Eu voltava para minha tenda com um aperto no peito, dominado por uma sensação de alienação. Eu não estava apenas cercado por estranhos, mas também me tornei um estranho para aqueles que me conheciam.
O sofrimento dos deslocados era contínuo e insuportável. Nada o superou, exceto a notícia de um novo deslocamento forçado, que geralmente vinha na forma de panfletos lançados por aviões de guerra israelenses sobre nós. Apressámo-nos a recolher os nossos pertences, sabendo que estes aviões de guerra regressariam em breve – não com mais panfletos, mas com mais bombas.
Em Abril, os israelitas lançaram panfletos informando-nos que estávamos a ser forçados a deixar Rafah. Fugimos com uma pequena sacola carregando os poucos bens que tínhamos e o fardo de tudo o que havíamos suportado: a fome, o medo e a dor de perder entes queridos.
Regressámos a Khan Younis – à parte ocidental, que Israel afirmava ser “segura” – apenas para encontrar o local destruído e desprovido de quaisquer sinais de vida. Todas as estradas, lojas, instituições educacionais e edifícios residenciais foram transformados em escombros.
Tivemos que armar nossa barraca perto de casas destruídas.
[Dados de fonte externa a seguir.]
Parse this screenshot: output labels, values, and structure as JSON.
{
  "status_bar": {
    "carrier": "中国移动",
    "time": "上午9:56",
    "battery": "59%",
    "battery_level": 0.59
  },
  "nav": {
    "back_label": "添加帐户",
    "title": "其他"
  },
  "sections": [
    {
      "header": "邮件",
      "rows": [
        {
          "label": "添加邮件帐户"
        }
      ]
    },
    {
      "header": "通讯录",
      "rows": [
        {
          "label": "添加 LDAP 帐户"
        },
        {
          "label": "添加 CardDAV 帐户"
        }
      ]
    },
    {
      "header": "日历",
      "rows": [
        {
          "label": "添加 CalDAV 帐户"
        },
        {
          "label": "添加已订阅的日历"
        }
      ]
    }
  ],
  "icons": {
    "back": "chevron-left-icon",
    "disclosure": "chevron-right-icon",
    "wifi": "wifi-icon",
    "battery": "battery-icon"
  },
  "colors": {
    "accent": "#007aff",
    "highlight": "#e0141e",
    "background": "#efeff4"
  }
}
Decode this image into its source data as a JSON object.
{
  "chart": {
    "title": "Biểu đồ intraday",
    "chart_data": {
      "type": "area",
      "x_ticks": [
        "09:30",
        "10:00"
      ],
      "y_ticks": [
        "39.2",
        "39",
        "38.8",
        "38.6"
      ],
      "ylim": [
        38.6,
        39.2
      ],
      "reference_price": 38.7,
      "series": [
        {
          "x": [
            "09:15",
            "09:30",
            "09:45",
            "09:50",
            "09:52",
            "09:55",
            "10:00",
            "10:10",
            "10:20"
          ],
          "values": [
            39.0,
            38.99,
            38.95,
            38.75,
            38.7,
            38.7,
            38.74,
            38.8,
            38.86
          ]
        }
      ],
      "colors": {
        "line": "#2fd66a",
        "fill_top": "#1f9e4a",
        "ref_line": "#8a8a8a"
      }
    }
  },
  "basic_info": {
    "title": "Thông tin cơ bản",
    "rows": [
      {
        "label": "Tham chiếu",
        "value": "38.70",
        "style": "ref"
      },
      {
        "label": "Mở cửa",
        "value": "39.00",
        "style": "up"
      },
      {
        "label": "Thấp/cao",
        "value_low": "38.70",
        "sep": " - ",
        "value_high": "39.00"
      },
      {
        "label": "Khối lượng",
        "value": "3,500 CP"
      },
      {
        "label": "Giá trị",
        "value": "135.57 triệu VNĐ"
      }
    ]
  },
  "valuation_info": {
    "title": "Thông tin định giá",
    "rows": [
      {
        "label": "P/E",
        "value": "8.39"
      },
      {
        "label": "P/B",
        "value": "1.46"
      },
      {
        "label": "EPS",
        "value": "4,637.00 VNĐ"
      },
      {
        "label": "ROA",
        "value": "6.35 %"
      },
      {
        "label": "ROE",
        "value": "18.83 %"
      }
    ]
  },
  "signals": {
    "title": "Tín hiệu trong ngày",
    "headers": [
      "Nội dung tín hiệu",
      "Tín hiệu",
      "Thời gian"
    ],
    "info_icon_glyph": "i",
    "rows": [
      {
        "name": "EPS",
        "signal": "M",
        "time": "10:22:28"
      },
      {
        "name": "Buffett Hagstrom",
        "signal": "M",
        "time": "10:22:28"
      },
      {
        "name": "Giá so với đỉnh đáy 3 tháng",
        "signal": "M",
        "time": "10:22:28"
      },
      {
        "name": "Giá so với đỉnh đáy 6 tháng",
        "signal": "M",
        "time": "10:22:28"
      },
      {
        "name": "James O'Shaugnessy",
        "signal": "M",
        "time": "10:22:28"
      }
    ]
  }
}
Vagueei pelas ruas, olhando, incrédulo, para a escala de destruição deixada pela ocupação israelita. Já não reconhecia a cidade que costumava visitar com os meus amigos.
Em agosto, pela primeira vez desde o início da guerra, consegui chegar ao nosso bairro em Bani Suheila, a leste da cidade de Khan Younis. Achei que os sentimentos de alienação iriam acabar aí, mas não acabaram.
Caminhei entre pessoas que conhecia e que me conheciam, mas os olhares estranhos persistiram – não porque não me reconhecessem, mas porque eu parecia muito pior do que alguma vez me tinham visto. Eles me olharam com espanto, como se eu tivesse me tornado outra pessoa. Seus olhares apenas aprofundaram meus sentimentos de alienação, solidão e perda.
Lutei para compreender a destruição e o desaparecimento de todos os lugares e marcos que outrora definiram minha cidade natal. A casa onde cresci foi reduzida a cinzas em consequência de um grande incêndio causado por bombardeamentos. Lá dentro estava cheio de escombros, nossos pertences se transformaram em algo parecido com pedaços de carvão.
Hoje, depois de 15 meses de guerra, ainda estamos deslocados. Onde quer que eu vá, as pessoas me perguntam: “Oh, deslocado, de onde você é?” Todo mundo olha para mim com um olhar estranho. Perdi tudo e tudo o que me resta é a única coisa que desejei abandonar durante esta guerra: o sentimento de alienação. Tornei-me um estranho em minha própria terra natal.
As opiniões expressas neste artigo são do próprio autor e não refletem necessariamente a posição editorial da Al Jazeera.